Curves -- Increasing speed a little bit requires a big increase in the size of curves. At 20 miles per hour, any car can handle a curve with a 15-foot radius, so you'd think that tripling the speed would triple the radius, right? Wrong. At 60 miles per hour, curve radii are usually a few hundred feet, not the 45 feet you might guess.

Lane width -- Faster roads need wider lanes. An eight-foot lane can handle 20 mile per hour traffic, but at highway speeds, you need 12 foot lanes [to give fast-moving drivers a wider berth].

Medians and shoulders -- High-speed roads need wide medians and shoulders because a car can roll hundreds of feet beyond the point of collision or loss of control when it is traveling at highway speeds.

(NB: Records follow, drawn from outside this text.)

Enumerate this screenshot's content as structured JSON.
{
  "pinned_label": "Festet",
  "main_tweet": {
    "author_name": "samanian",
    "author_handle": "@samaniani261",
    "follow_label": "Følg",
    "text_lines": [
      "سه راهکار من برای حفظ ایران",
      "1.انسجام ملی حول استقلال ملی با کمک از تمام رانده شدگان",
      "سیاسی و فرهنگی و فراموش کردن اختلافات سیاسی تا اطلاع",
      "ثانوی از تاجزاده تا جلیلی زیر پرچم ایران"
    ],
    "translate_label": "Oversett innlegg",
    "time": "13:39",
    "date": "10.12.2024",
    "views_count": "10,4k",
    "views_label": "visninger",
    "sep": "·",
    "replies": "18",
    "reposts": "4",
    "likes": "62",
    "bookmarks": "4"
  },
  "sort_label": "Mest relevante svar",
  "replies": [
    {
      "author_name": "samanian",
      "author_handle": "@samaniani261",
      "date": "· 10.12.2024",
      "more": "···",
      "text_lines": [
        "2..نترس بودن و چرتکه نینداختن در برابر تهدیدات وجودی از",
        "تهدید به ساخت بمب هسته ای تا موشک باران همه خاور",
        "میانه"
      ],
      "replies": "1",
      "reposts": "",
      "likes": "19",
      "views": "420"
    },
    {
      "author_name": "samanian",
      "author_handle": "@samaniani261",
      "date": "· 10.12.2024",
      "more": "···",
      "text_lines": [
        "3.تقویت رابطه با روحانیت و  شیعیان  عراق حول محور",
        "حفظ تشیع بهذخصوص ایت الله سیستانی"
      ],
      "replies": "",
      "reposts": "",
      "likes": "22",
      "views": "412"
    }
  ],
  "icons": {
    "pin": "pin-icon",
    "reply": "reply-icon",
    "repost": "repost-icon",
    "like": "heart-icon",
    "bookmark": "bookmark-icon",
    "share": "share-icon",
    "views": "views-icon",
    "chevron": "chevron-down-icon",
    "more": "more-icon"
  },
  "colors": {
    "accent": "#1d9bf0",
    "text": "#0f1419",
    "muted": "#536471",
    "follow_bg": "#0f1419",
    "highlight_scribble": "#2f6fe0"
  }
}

Number of lanes -- It makes no sense to use all that land on either side for a two-lane highway, so high-speed thoroughfares usually have at least four lanes, often several more.

Equally pernicious are high-speed roads' influence on culture, Mouzon says, noting that "the entire Duomo (the cathedral in the center of Florence that arguably began the Renaissance) could fit in one of the inner loops of the interchange." It seems safe to assume that America's next great artistic movement will have nothing to do with the Atlanta interchange.

Apparently oblivious to the costly side effects of the highway-ification of local roads, AASHTO last week issued a report recommending wide, straight roads as the best way to promote safety for older motorists. Ugh.